Ce n’était plus mon livre, il était un objet extérieur, étranger et définitif, je ne pouvais plus rien rajouter, ni corriger.
Je soupesais ses 209 grammes, un condensé de toute notre vie théâtrale.
L’éditeur ne voulait pas que je sorte toutes mes citations fétiches. il fallait que cela soit personnel, il est vrai souvent j’abuse, j’aime me cacher derrière des citations.
Dans cent ans ou deux cents ans, les hommes qui vivront après nous et pour qui nous frayons le chemin, auront- ils une pensée pour nous ? Mais non, ils nous auront oublié.
Tchekhov
Je n’ai jamais eu l’intention d’écrire un livre, je voulais venir à bout d’un soupçon.
Bien-sûr nous aurions pu faire une liste, nous avons monté 3 Molières, un Shakespeare, un Tchekhov, mais notre différence avec Chéreau ou Ariane Mnouchkine, c’étaient nos opérations festives territoriales et des centaines d’interventions, j’ai essayé d’en faire un catalogue et là je décryptais notre personnalité unique, ce qu’on appelait : le théâtre de l’Unité c’est toujours autre chose.
Alors j’ai mis à cinq ans à rassembler et à me souvenir de tout ce que nous avions commis. Pas des anecdotes, là il eut fallu 450 pages, pas de photos non plus, ça tout le monde fait : des albums -souvenirs. Juste les faits, et expliquer que je voulais m’arrêter à un moment précis. Rimbaud à Harar, c’était un symbole très fort, même si je me persuadais peut être à tort que j’avais réinventé la naissance du théâtre.
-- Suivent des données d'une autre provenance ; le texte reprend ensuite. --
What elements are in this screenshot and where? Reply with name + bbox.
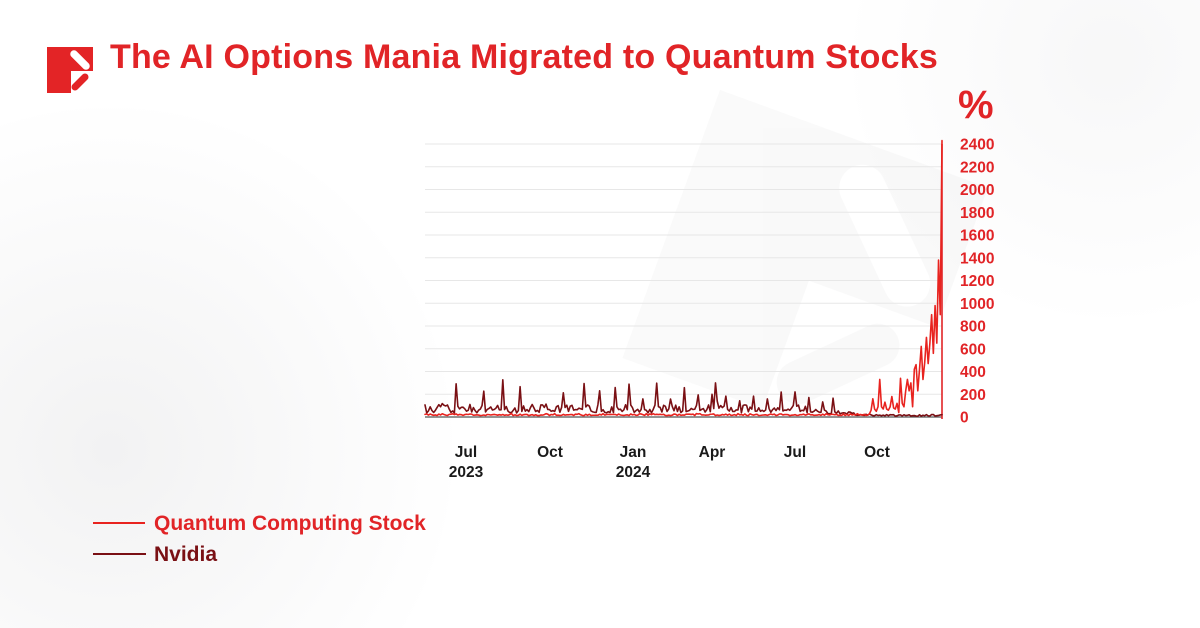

J’avais dans la tête que ce serait un livre publié en un seul exemplaire, que je serais allé déposer à la bibliothèque de l’institut d’études théâtrales de la Sorbonne à Censier, là où j’avais découvert le théâtre. Je voulais qu’il soit à la disposition des étudiants, qu’ils puissent se dire comme moi dans le passé, ah ça ça a été fait, parce que nous notre fierté quand on faisait notre 2CV théâtre, c’est que l’on pouvait aller chercher dans toute l’histoire du théâtre, ça n’avait jamais été fait.
On m’a expliqué qu’imprimer un livre en un seul exemplaire ça allait être aussi cher qu’en deux, dix ou vingt exemplaires. Je n’avais pas envie d’ouvrir un commerce de livres, parce que j’allais me prendre au jeu de qui-n’a- pas -acheté -le- livre, j’allais retomber dans le marketing et le merchandising que je suis incapable de faire.
Et voilà comment le 18 juillet 2025, je me suis retrouvé devant dix cartons de 50 livres que je ne peux même pas offrir, car cela mettrait nos successeurs devant un trou de 3250 €. Pourtant cela serait mon rêve d’offrir ces mille et une plaisanteries aux mille et un artistes qui nous ont accompagné pendant un demi- siècle.